Berkeley Protesters Exercising, Not Curtailing, Free Speech

Rowan Bassman, Contributing Writer

Hateful speaker and Breitbart News senior editor Milo Yiannopoulos was prevented from speaking at University of California, Berkeley on Feb. 1 by students and community members in a massive, successful exercise of the First Amendment rights of free speech and free assembly.

Yes, you read that correctly. Free speech won on Feb. 1.

Outraged columnists and public figures — including President Donald Trump, who tweeted a vague threat to cut Berkeley’s federal funding — would have you believe that individuals protesting to prevent another individual from speaking constitutes an attack on free speech. Nothing could be further from the truth. It seems we’ve collectively forgotten how free speech operates, who is allowed to exercise it and who is responsible for enforcing it.

To begin, here’s the entire text of the First Amendment. Don’t worry, it’s short.

“Congress shall make no law respecting an establishment of religion, or prohibiting the free exercise thereof; or abridging the freedom of speech, or of the press; or the right of the people peaceably to assemble, and to petition the Government for a redress of grievances.”

That’s the whole thing.

Only the state can curtail free speech, because only the state can grant it. And only individual citizens and private institutions can exercise it. Nowhere does the First Amendment say that individuals cannot exercise their free speech in a way that prevents other individuals from being heard. Berkeley students speaking out against Milo Yiannopoulos is an instance of free speech versus free speech — a conversation in which one party speaks louder than the other.
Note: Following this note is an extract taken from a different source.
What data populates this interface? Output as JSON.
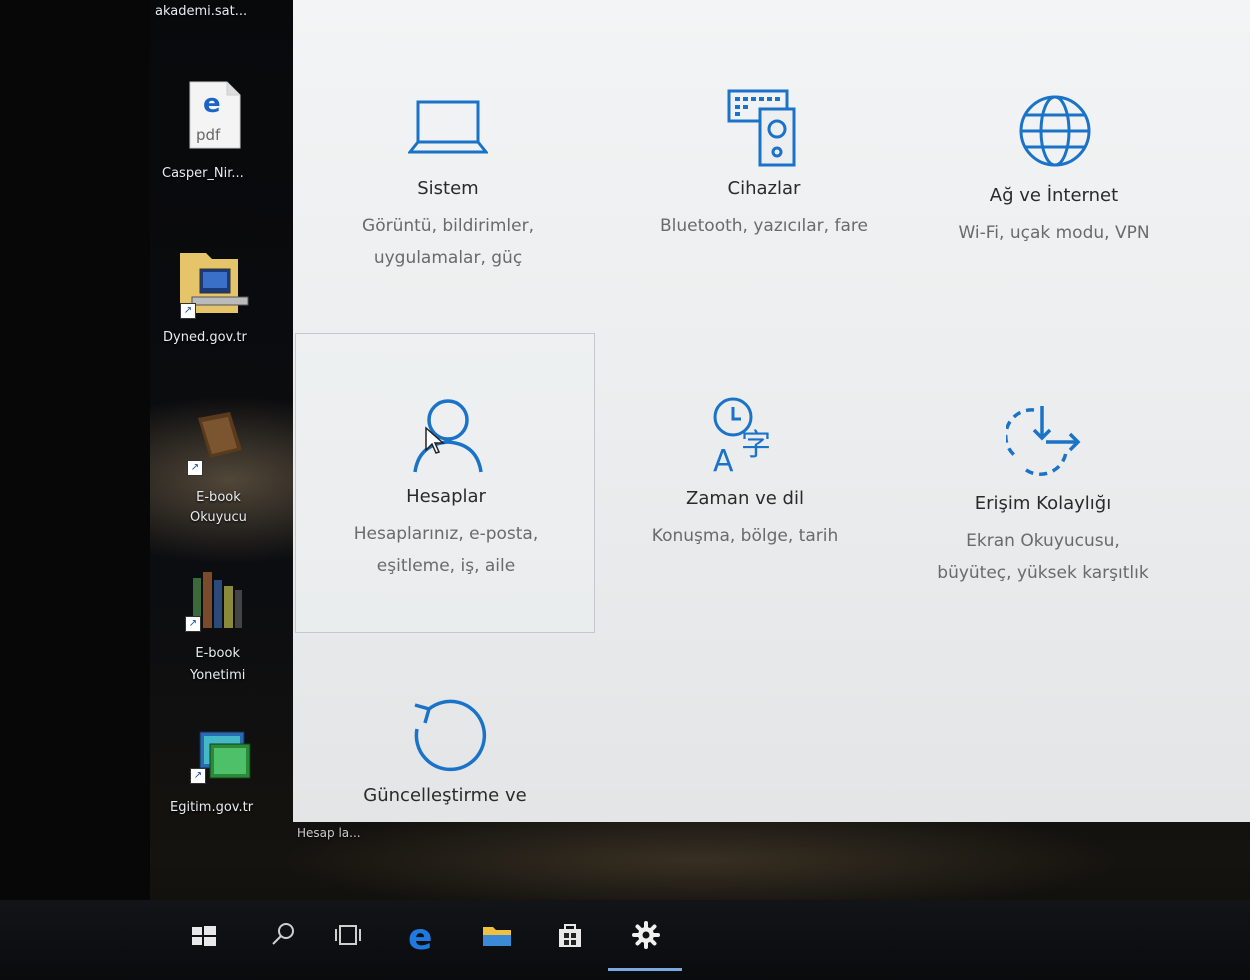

It could be argued that the extensive property damage and fights instigated by members of a masked group at the protest mean that it was not a “peaceable” assembly. But if the only assemblies to be protected are “peaceable” ones, then Milo Yiannopoulos has no right to one either. On Dec. 15 at the University of Wisconsin, Milwaukee, he targeted a trans student, misgendering her and using transphobic slurs against her. On Jan. 27 at the University of New Mexico, Yiannopoulos declared that “illegal people are not a race” and displayed a slide that read, “PURGE YOUR LOCAL ILLEGALS.” Many believe he planned to publicize the identities of undocumented Berkeley students at his event. Defending Yiannopoulos’ assembly while condemning the protesters’ implies a hierarchy of violence that prioritizes property damage over revealing personal information with clear intent to harm targeted individuals.

Acting UNM President Chaouki Abdallah defended allowing Yiannopoulos to deliver this hate speech by declaring that UNM is part of the “marketplace of ideas.” But the whole concept of an idea marketplace — the underpinning of most Supreme Court decisions regarding free speech throughout the 20th century — frames speech as inherently competitive. It assumes that interruption is inevitable and that the most-demanded voices will drown out others. And as with other free market environments, our speech may be technically “free,” but there is nothing equitable about who has access to it. In most cases, money speaks louder. Whiteness speaks louder. Masculinity speaks louder. The “market” is monopolized by people who wield these privileges. This is a rare and welcome instance of a mass refusal on the part of the market to acquiesce to those dominant forces.

Why do we lament a supposed loss of free speech when protesters shut down violent speaking events, but not when the protesters themselves are beaten, pepper-sprayed and silenced by state forces? Why do we fail to recognize these monopolies in our “marketplace,” and rush to protect them by stifling dissenting voices?

Arguments against interrupting a speech rely on moral propriety, not legality. It’s intellectually dishonest to say that a disruptive protest is a hindrance to free speech. What you really mean is that these protests break the expected decorum for a speech — the expectation, in other words, that everyone else remains silent.

I can’t think of a more vital time and place to exercise the right to free speech and free assembly than when everyone else demands respectful submission to hate.

When President Trump accuses protesters of opposing free speech when they are embodying it, that’s what an attack on free speech looks like. That is a state effort to suppress dissent. This is also true when the president attacks the press by bemoaning all incriminating media reports as “fake news” and “the opposition party.”

The right to speak is not a right to speak unopposed. If Yiannopoulos has the right to speak and assemble despite his violence, so do his opponents. At Berkeley they spoke louder and should be celebrated for it.